I think I missed that.

***

It was bath day, and he carried me to the bathroom. The routine hadn’t changed, but I leaned into his shoulder to discreetly sniff his cologne. We passed his full bedroom and he stood me beside the bath. I rubbed my hoof on the floor mat. He’d placed that after I slipped on the tiles.

I peered up at him, but he was busy running the water. For a middle-aged doctor, he was fit—not overly muscular, just right.

Before I realised, he lifted me into the tub. My eyes closed as the hot water surrounded me. Lavender steam filled the bathroom, floral and thick.

His hand dragged the washcloth around my neck and shoulders.
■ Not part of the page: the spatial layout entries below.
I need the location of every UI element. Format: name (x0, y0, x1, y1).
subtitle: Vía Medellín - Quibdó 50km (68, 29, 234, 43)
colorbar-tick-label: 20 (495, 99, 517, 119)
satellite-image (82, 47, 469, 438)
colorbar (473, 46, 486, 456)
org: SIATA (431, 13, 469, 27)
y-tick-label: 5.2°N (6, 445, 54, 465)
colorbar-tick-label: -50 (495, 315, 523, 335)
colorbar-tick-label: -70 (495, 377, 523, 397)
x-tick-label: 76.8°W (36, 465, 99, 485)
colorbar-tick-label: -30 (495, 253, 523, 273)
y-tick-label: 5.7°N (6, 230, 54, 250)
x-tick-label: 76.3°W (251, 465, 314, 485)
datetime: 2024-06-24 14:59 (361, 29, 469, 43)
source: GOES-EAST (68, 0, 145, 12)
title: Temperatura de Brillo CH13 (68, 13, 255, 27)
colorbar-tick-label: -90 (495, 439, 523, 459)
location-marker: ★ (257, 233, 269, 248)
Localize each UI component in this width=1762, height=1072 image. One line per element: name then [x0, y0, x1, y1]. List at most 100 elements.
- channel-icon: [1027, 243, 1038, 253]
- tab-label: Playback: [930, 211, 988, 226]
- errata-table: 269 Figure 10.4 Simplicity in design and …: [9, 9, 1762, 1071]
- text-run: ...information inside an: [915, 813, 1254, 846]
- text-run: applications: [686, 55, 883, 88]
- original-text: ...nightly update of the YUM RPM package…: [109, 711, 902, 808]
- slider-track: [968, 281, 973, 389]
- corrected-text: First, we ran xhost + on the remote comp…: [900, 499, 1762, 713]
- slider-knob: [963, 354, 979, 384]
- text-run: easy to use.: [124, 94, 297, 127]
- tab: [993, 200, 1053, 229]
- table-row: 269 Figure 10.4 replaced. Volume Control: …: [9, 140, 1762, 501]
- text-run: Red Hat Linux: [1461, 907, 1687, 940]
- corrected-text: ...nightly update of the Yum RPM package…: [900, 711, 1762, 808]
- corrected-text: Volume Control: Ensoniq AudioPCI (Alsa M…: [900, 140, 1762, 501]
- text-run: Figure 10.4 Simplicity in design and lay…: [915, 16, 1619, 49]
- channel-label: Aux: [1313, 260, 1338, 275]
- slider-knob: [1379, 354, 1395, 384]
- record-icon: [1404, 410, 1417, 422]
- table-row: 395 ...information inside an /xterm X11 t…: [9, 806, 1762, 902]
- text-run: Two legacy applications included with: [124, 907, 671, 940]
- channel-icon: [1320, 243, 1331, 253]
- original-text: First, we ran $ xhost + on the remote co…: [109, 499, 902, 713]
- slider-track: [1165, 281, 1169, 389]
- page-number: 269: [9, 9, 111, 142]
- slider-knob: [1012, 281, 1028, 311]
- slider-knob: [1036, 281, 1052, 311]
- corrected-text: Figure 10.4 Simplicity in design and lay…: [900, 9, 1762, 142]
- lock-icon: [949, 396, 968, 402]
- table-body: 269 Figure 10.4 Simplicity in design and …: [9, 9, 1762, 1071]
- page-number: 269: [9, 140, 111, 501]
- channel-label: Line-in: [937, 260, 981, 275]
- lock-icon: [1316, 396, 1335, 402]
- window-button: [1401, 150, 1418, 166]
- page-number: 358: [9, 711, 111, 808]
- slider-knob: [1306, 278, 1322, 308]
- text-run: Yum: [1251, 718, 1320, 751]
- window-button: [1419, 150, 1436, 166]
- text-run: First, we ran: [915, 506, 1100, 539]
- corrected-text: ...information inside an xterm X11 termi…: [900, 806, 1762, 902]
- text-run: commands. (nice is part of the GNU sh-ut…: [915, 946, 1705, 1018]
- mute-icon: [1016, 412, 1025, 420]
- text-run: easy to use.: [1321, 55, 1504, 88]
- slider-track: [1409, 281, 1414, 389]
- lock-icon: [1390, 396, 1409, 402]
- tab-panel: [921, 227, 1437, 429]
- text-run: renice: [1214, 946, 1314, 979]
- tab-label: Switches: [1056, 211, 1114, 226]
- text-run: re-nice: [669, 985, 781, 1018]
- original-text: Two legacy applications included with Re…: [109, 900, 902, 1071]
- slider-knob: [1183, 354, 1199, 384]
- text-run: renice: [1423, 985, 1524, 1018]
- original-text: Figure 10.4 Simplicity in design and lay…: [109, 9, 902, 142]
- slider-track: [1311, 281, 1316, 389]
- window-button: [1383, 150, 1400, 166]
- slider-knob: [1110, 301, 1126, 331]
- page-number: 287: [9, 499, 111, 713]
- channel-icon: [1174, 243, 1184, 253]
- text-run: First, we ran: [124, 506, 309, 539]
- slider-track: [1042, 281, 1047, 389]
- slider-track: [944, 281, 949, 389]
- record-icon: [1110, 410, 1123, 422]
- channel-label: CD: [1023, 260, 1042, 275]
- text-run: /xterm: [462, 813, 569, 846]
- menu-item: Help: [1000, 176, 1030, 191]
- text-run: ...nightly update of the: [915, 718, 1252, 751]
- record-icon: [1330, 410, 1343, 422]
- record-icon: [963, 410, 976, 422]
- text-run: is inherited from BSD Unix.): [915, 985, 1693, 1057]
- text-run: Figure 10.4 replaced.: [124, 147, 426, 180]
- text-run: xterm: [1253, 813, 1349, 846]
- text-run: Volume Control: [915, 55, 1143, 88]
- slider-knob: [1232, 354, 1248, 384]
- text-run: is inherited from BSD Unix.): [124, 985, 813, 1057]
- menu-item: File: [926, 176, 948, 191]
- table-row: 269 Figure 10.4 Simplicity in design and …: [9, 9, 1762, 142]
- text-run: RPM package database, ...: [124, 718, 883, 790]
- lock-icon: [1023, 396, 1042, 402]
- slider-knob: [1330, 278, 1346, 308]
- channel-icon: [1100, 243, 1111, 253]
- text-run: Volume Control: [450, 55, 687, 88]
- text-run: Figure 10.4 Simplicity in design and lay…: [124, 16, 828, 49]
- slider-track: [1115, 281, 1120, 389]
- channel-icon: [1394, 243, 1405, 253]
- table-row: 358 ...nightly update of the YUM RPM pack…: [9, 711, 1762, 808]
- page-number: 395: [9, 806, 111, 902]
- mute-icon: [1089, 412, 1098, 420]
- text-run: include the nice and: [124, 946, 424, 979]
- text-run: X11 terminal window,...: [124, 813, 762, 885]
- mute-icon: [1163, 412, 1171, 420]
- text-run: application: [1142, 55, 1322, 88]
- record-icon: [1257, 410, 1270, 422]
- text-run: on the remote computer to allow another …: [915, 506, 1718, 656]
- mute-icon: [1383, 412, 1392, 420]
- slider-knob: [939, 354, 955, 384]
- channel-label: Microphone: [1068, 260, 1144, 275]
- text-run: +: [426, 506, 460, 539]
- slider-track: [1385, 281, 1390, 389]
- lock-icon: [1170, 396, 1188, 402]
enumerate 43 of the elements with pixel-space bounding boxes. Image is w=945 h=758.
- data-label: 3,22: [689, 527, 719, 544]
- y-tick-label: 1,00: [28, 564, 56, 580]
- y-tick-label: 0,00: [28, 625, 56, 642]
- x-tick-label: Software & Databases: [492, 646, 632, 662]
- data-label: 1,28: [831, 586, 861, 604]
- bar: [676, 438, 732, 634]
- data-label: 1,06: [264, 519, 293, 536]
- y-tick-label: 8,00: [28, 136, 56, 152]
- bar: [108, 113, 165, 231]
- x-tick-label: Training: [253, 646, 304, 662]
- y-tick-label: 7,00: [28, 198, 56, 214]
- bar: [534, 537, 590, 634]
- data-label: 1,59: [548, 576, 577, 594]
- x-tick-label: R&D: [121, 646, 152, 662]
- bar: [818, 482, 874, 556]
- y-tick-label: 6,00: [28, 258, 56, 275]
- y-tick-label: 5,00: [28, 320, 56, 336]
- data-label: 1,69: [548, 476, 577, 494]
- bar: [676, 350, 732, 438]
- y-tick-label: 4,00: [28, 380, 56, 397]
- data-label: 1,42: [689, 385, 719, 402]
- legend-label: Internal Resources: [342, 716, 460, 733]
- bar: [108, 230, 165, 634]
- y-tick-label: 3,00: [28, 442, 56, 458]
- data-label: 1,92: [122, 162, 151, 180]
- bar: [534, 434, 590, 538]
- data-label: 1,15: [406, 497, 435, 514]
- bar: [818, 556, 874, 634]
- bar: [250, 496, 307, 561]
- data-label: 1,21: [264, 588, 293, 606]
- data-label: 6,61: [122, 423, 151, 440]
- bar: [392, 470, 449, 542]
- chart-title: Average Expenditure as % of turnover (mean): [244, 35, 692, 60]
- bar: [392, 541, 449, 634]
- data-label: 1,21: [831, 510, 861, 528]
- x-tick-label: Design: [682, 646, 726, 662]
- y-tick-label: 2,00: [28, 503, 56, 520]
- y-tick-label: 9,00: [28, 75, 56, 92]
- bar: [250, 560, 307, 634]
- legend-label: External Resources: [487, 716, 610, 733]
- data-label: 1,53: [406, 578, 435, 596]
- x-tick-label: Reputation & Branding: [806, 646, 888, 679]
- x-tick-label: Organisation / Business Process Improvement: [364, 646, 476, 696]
That began my torture.

Because when he reached my breasts, I almost whimpered.

The washcloth was gone. His hands massaged my breasts.

I didn’t know if it was his breathing or mine that got louder.

When his fingers reached my pussy.

I still didn't moo.

***

Sleep evaded me. I was clean, but I tossed and turned repeatedly. I punched my hoof into the pillows. He always left a soft, orange glowing lamp on for me, in case I needed to use the toilet at night. It was the little things that he did that I’d noticed in my silent protest.

Would it be so bad to be owned and pampered?

Did you forget about the humiliation?

My inner bitch snarked.

I felt conflicted and confused, yet my head seemed unfazed—calm when I shouldn't have been. I turned to lie on my back and found myself entranced looking at my reflection, wondering if it would be easier to give in.

Lie down and moo for him.

Quiet my mind.

Give in.

***

Washed, milked, fed, and watered, he left for work while I stared at the wooden door. I didn’t know how long I sat there looking at it, but something about it didn’t feel right. Maybe I was just tired after last night.

I put the classical music back on and curled up on the bed, trying to remember why I was still fighting myself.

I fell asleep thinking of his grey eyes, back when they used to hold approval.

Like I was his.

***

My nap did little to rejuvenate me. The music still played, but when I looked around the barn, it was an empty reminder of my loneliness. Instead of getting up to eat my breakfast from the trough, I stared at my reflection.

The half-limbed cow girl stared back at me.

No one would ever want me.

Not like this.

He told me the horn procedure was irreversible, and my limbs were semi-permanent once fully healed. Even if I could escape, I couldn't bear the thought of other people seeing me or of doctors vying to ‘fix’ me for the sake of their glory. The media would catch wind of it, and the world would know.

I shuddered and shuffled toward the edge of the bed to eat breakfast.

The last thing I wanted was my parents to ever know what I was.

It was better that they thought I was dead.